Und um letztere Gruppe geht es dem Sänger in erster Linie, zumal er die Geschichte seiner Eltern nicht vergessen hat. Auch meine Vorfahren wurden nach dem 2. WK vertrieben, es liegt auf der Hand, dass auch ich mich für die Interessen der Vertriebenen eingesetzt habe, allerdings für die der deutschen Vertriebenen.

Ich möchte die Dinge, für die ich mich in die Brust werfen kann, hier nicht aufzählen, das überlasse ich anderen. Aber in der Stadt, in der ich mich zwei Jahrzehnte lang der ehrenamtlichen Jugendarbeit gewidmet habe, kennt man meinen Namen auch heute noch, obwohl schon Jahrzehnte vergangen sind.

Deshalb bin ich aber noch lange kein Typ aus dem Neckermann-Katalog. So manches Negative habe ich vollbracht, das ich auf keine weiße Seite meiner Annalen schreiben möchte. Mein Elefantengedächtnis hindert mich daran, über Dinge einfach hinwegzugehen, und da reagiere ich oftmals übertrieben. Nur eine Episode will ich erwähnen, als ich mal einen Kerl krankenhausreif geprügelt habe, der mir die Freundin ausgespannt hat. Allerdings ein Jahr danach, und er weiß bis heute nicht, dass er dieses Geschenk von mir bekam. Alles verjährt, 50 Jahre ist das nun her.

Bin ich nun ein schlechter Mensch, oder gar ein A.loch? Warum frage ich das: Es gibt keinen Menschen mit absolut weißer Weste, - weder Du noch ich oder sonst einen Kommentator hier im Gelben.

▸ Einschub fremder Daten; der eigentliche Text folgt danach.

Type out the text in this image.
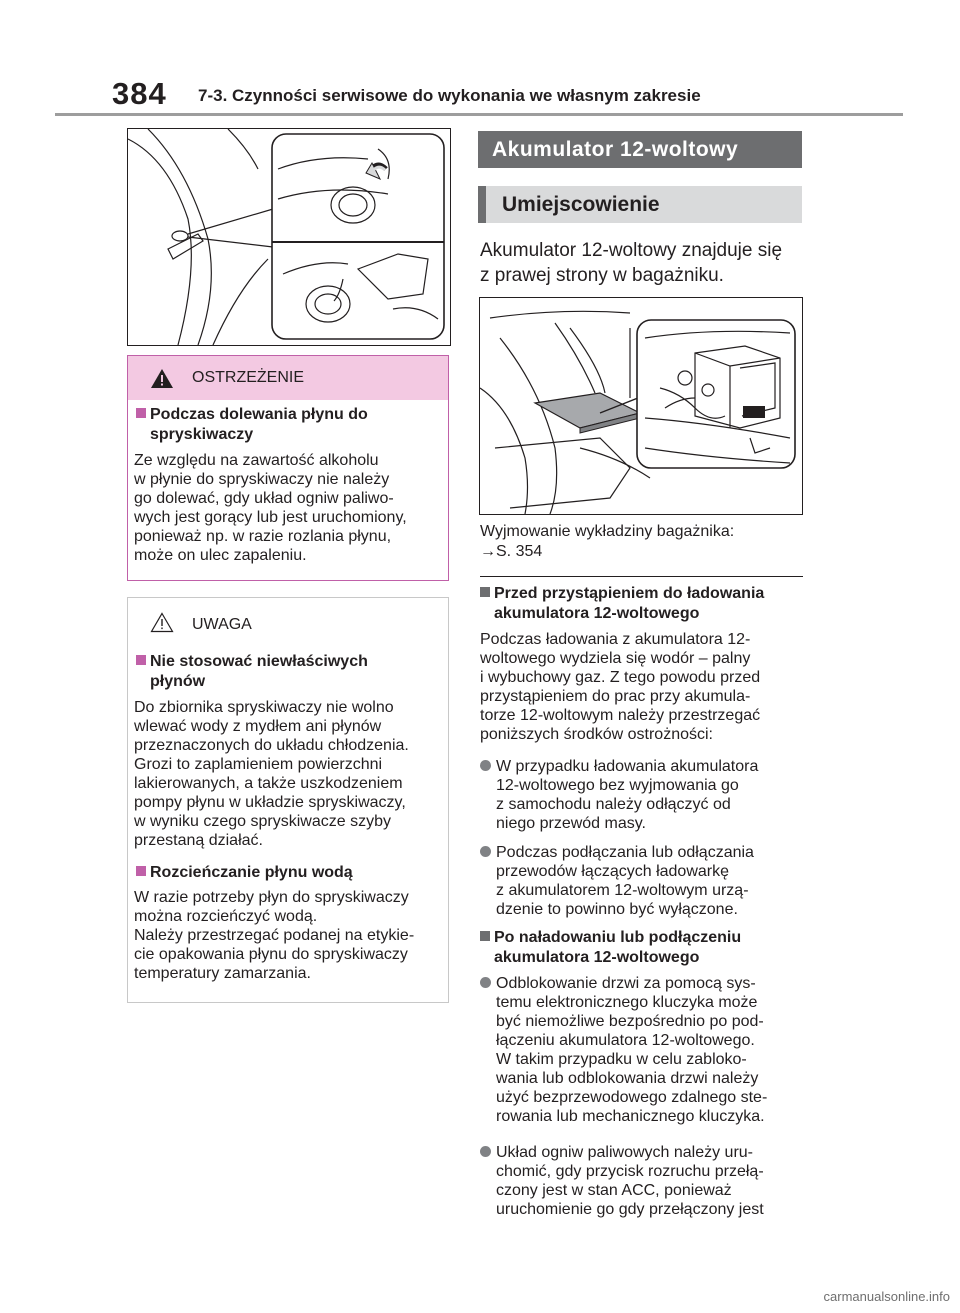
384 7-3. Czynności serwisowe do wykonania we własnym zakresie
OSTRZEŻENIE
Podczas dolewania płynu do
spryskiwaczy
Ze względu na zawartość alkoholu
w płynie do spryskiwaczy nie należy
go dolewać, gdy układ ogniw paliwo-
wych jest gorący lub jest uruchomiony,
ponieważ np. w razie rozlania płynu,
może on ulec zapaleniu.
UWAGA
Nie stosować niewłaściwych
płynów
Do zbiornika spryskiwaczy nie wolno
wlewać wody z mydłem ani płynów
przeznaczonych do układu chłodzenia.
Grozi to zaplamieniem powierzchni
lakierowanych, a także uszkodzeniem
pompy płynu w układzie spryskiwaczy,
w wyniku czego spryskiwacze szyby
przestaną działać.
Rozcieńczanie płynu wodą
W razie potrzeby płyn do spryskiwaczy
można rozcieńczyć wodą.
Należy przestrzegać podanej na etykie-
cie opakowania płynu do spryskiwaczy
temperatury zamarzania.
Akumulator 12-woltowy
Umiejscowienie
Akumulator 12-woltowy znajduje się
z prawej strony w bagażniku.
Wyjmowanie wykładziny bagażnika:
→S. 354
Przed przystąpieniem do ładowania
akumulatora 12-woltowego
Podczas ładowania z akumulatora 12-
woltowego wydziela się wodór – palny
i wybuchowy gaz. Z tego powodu przed
przystąpieniem do prac przy akumula-
torze 12-woltowym należy przestrzegać
poniższych środków ostrożności:
W przypadku ładowania akumulatora
12-woltowego bez wyjmowania go
z samochodu należy odłączyć od
niego przewód masy.
Podczas podłączania lub odłączania
przewodów łączących ładowarkę
z akumulatorem 12-woltowym urzą-
dzenie to powinno być wyłączone.
Po naładowaniu lub podłączeniu
akumulatora 12-woltowego
Odblokowanie drzwi za pomocą sys-
temu elektronicznego kluczyka może
być niemożliwe bezpośrednio po pod-
łączeniu akumulatora 12-woltowego.
W takim przypadku w celu zabloko-
wania lub odblokowania drzwi należy
użyć bezprzewodowego zdalnego ste-
rowania lub mechanicznego kluczyka.
Układ ogniw paliwowych należy uru-
chomić, gdy przycisk rozruchu przełą-
czony jest w stan ACC, ponieważ
uruchomienie go gdy przełączony jest
carmanualsonline.info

Zurück zu Aznavour: Nun meinst Du, dass das Prädikat "ehrlicher Mensch" nicht mehr angebracht ist. Die Frage stellt sich gar nicht nach dieser Bezeichnung. Man soll die Gesamtheit sehen, bei der Beurteilung eines Menschen. Die künstlerische Leistung ist unbestritten. O.k., da gibts noch die persönliche Weltanschauung.

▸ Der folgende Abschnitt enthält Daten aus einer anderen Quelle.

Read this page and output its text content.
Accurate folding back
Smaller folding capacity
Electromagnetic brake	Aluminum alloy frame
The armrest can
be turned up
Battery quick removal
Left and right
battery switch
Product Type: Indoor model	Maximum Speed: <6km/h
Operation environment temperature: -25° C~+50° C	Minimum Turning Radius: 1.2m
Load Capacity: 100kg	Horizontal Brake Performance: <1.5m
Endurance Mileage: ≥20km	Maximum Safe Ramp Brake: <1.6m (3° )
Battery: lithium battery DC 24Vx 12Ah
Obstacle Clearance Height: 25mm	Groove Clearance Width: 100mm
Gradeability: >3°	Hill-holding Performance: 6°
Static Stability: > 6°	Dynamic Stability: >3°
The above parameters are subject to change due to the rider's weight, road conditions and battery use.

Ich persönlich schreibe niemanden vor, wie er zu denken oder zu sprechen hat. Wenn mir im Leben etwas heilig ist, dann der Voltaire unterstellte Ausspruch:

Ich mag verdammen was du sagst, aber ich werde mein Leben dafür einsetzten, dass du es sagen darfst.

Aznavour hat sich für die Zuwanderung in Frankreich ausgesprochen, betreff Muslime. Allerdings war er vor einem Jahr auch in Israel und hat sich auch für den Brückenschlag mit den Palästinensern eingesetzt. Die Jüdische Allgemeine hat das elegant umschrieben.

https://www.juedische-allgemeine.de/article/view/id/29976

Wenn in Frankreich die Juden bereits beginnen, wegen den Muslimen auszuwandern, dann stellt sich die Frage, wie man das in Israel sieht, wo er auch wg. des Engagementes seiner Eltern geehrt wurde. Einerseits Muselbefürworter, andererseits Judenfreund? Das beißt sich irgendwie, oberflächlich betrachtet. Stellt sich die Frage, ob er in Israel auch die Situation der in Israel befindlichen Immigranten angesprochen hat, die man ausweisen will. Darüber habe ich nichts gelesen.

Daneben gibts aber auch noch viele andere Beispiele, wo er sich humanitär und finanziell engagiert hat. Nicht nur beim großen Erdbeben in Armenien, sondern auch für die Anerkennung des Völkermordes an den Armeniern, genauso die Hilfsprojekte für die Kinder, u.a.m.

Nein, ich verdamme diesen Mann wg. dieser ausgesprochenen Einstellung betreff Immigration nicht, ich sehe das Gesamte. Keiner von uns ist "nur" schwarz oder weiß bei seinem Tun und Lassen auf seinem Lebensweg, - wir haben alle nur erdenklichen Graustufen. Und das ist auch gut so.